Europe’s top human rights body has launched disciplinary action against Turkey for its refusal to release a jailed businessman and philanthropist, striking a fresh symbolic blow to the country’s relations with the west.

The decision caps a difficult week for President Recep Tayyip Erdogan, marred by the resignation of his finance minister against the backdrop of a currency crisis that has seen the lira lose 40 per cent of its value against the dollar in the past three months.

The Council of Europe voted narrowly in favour of launching “infringement” proceedings against Ankara over the detention of Osman Kavala, who has remained behind bars even after an order by the European Court of Human Rights for his release.

The infringement process — likely to take at least 18 months, according to diplomats — could ultimately result in a suspension of Turkey’s voting rights at the Council of Europe, which oversees the ECHR.

It could even lead to the country’s expulsion from the Strasbourg-based institution that it has been a part of since 1950, severing a crucial link between Turkey and Europe at a time when its hopes of EU accession have faded.

Kavala, who has been detained for four years without any conviction, was at the centre of a recent row between Erdogan and 10 western nations after they signed a joint statement calling for his release. Turkey accused the Council of Europe of taking a “biased and selective approach” to enforcing ECHR judgments.

The decision came after Erdogan faced a tumultuous week on the domestic front, with mounting public discontent over the rising cost of living and growing accusations that his government was manipulating inflation data.

Kemal Kilicdaroglu, the leader of Turkey’s main opposition party, added to the pressures on the government on Friday by paying a visit to the statistical agency as new official data said inflation rose 21 per cent in November.

The latest figure was higher than analysts’ forecast of 20.7 per cent. But Kilicdaroglu, who stood outside the locked gates of TurkStat after officials refused to grant him a meeting, accused the agency of manipulating the data. “TurkStat has stopped being a state institution and has become an institution of the [presidential] palace,” he said.

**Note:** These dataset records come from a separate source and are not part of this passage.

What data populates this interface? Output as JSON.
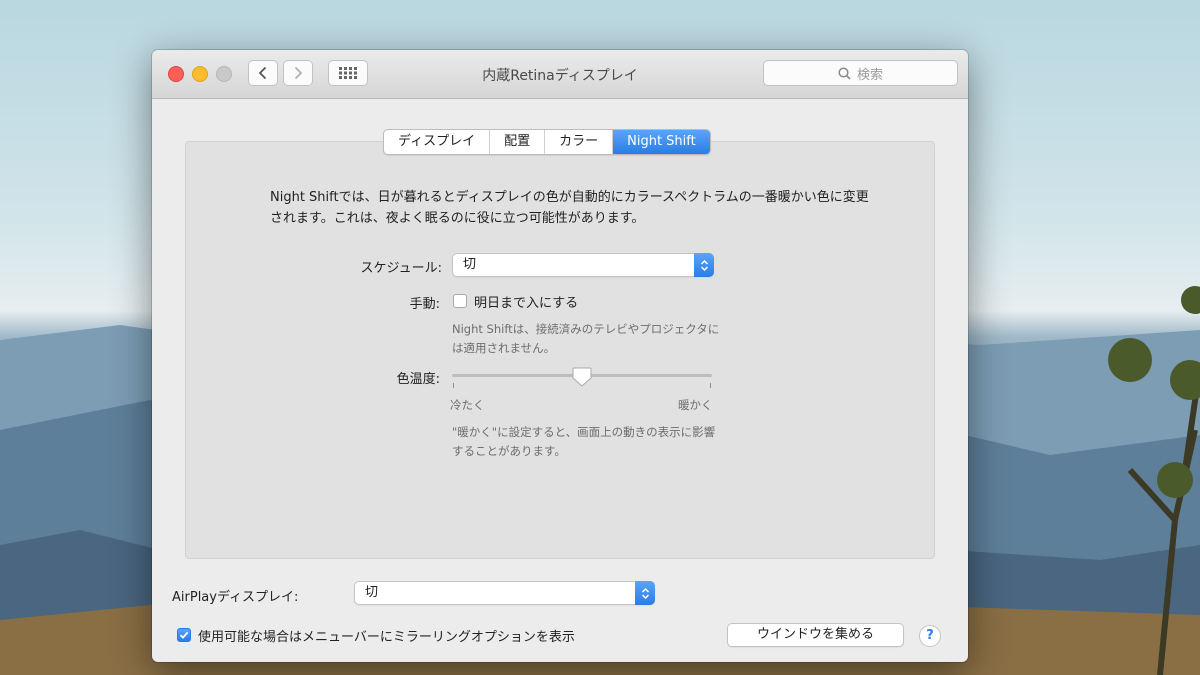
{
  "window": {
    "title": "内蔵Retinaディスプレイ"
  },
  "search": {
    "placeholder": "検索"
  },
  "tabs": [
    {
      "label": "ディスプレイ",
      "active": false
    },
    {
      "label": "配置",
      "active": false
    },
    {
      "label": "カラー",
      "active": false
    },
    {
      "label": "Night Shift",
      "active": true
    }
  ],
  "night_shift": {
    "description": "Night Shiftでは、日が暮れるとディスプレイの色が自動的にカラースペクトラムの一番暖かい色に変更されます。これは、夜よく眠るのに役に立つ可能性があります。",
    "schedule_label": "スケジュール:",
    "schedule_value": "切",
    "manual_label": "手動:",
    "manual_checkbox_label": "明日まで入にする",
    "manual_checked": false,
    "note": "Night Shiftは、接続済みのテレビやプロジェクタには適用されません。",
    "temperature_label": "色温度:",
    "temperature_level": 0.5,
    "cooler_label": "冷たく",
    "warmer_label": "暖かく",
    "warning": "\"暖かく\"に設定すると、画面上の動きの表示に影響することがあります。"
  },
  "airplay": {
    "label": "AirPlayディスプレイ:",
    "value": "切",
    "mirroring_label": "使用可能な場合はメニューバーにミラーリングオプションを表示",
    "mirroring_checked": true
  },
  "buttons": {
    "gather_windows": "ウインドウを集める",
    "help": "?"
  },
  "colors": {
    "accent": "#2a7de6",
    "close": "#fc5f57",
    "minimize": "#fdbc2e",
    "maximize": "#c9c9c9"
  }
}
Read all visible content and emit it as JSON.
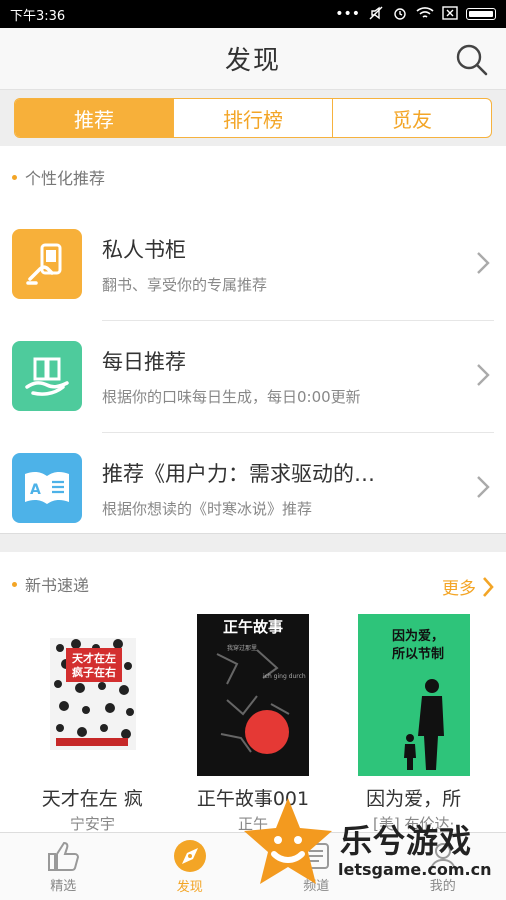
{
  "status": {
    "time": "下午3:36",
    "dots": "•••"
  },
  "header": {
    "title": "发现"
  },
  "tabs": [
    {
      "label": "推荐",
      "active": true
    },
    {
      "label": "排行榜",
      "active": false
    },
    {
      "label": "觅友",
      "active": false
    }
  ],
  "personal": {
    "heading": "个性化推荐",
    "items": [
      {
        "title": "私人书柜",
        "subtitle": "翻书、享受你的专属推荐",
        "icon": "hand-phone-icon",
        "color": "#f7b03a"
      },
      {
        "title": "每日推荐",
        "subtitle": "根据你的口味每日生成，每日0:00更新",
        "icon": "hand-book-icon",
        "color": "#4ecb9c"
      },
      {
        "title": "推荐《用户力：需求驱动的…",
        "subtitle": "根据你想读的《时寒冰说》推荐",
        "icon": "open-book-icon",
        "color": "#4db2e8"
      }
    ]
  },
  "newbooks": {
    "heading": "新书速递",
    "more": "更多",
    "items": [
      {
        "title": "天才在左  疯",
        "author": "宁安宇",
        "cover_text": "天才在左 疯子在右"
      },
      {
        "title": "正午故事001",
        "author": "正午",
        "cover_text": "正午故事"
      },
      {
        "title": "因为爱，所",
        "author": "[美] 布伦达·",
        "cover_text": "因为爱，所以节制"
      }
    ]
  },
  "nav": [
    {
      "label": "精选",
      "icon": "thumbs-up-icon",
      "active": false
    },
    {
      "label": "发现",
      "icon": "compass-icon",
      "active": true
    },
    {
      "label": "频道",
      "icon": "channel-icon",
      "active": false
    },
    {
      "label": "我的",
      "icon": "user-icon",
      "active": false
    }
  ],
  "watermark": {
    "name": "乐兮游戏",
    "url": "letsgame.com.cn"
  },
  "colors": {
    "accent": "#f3a526",
    "tab_active": "#f7b03a"
  }
}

The lira has suffered its worst plunge since a 2018 currency crisis after the central bank, acting under the orders of Erdogan, began cutting interest rates in September despite rising inflation.

The Turkish president has long believed, contrary to established economic orthodoxy, that high interest rates cause inflation rather than helping to bring it down.

He has insisted that more rate cuts will follow, flying in the face of warnings that, in a country heavily reliant on imported energy and raw materials, an ever-weakening lira could trigger a vicious cycle of currency depreciation and inflation.

Erdogan’s fixation on low rates had caused tension with his finance minister, Lutfi Elvan, who was the last remaining voice of economic orthodoxy within his cabinet. On Thursday, the Turkish president accepted Elvan’s resignation and replaced him with a loyalist who has praised his economic approach.

Shortly after Elvan’s departure, the central bank announced that it would return to the controversial policy of using its foreign currency reserves to support the lira, which hit a new record low of 14 to the dollar this week.

The central bank spent an estimated $1bn on the first intervention, according to Goldman Sachs. On Friday, it announced that it would sell foreign currency for the second time in three days.

The rating agency Fitch downgraded its outlook on Turkey from “stable” to “negative” and warned that sustained intervention by the central bank “will not by itself address the main causes behind the depreciation pressures”. It said the policy “risks further undermining the already weak central bank international reserves’ composition”.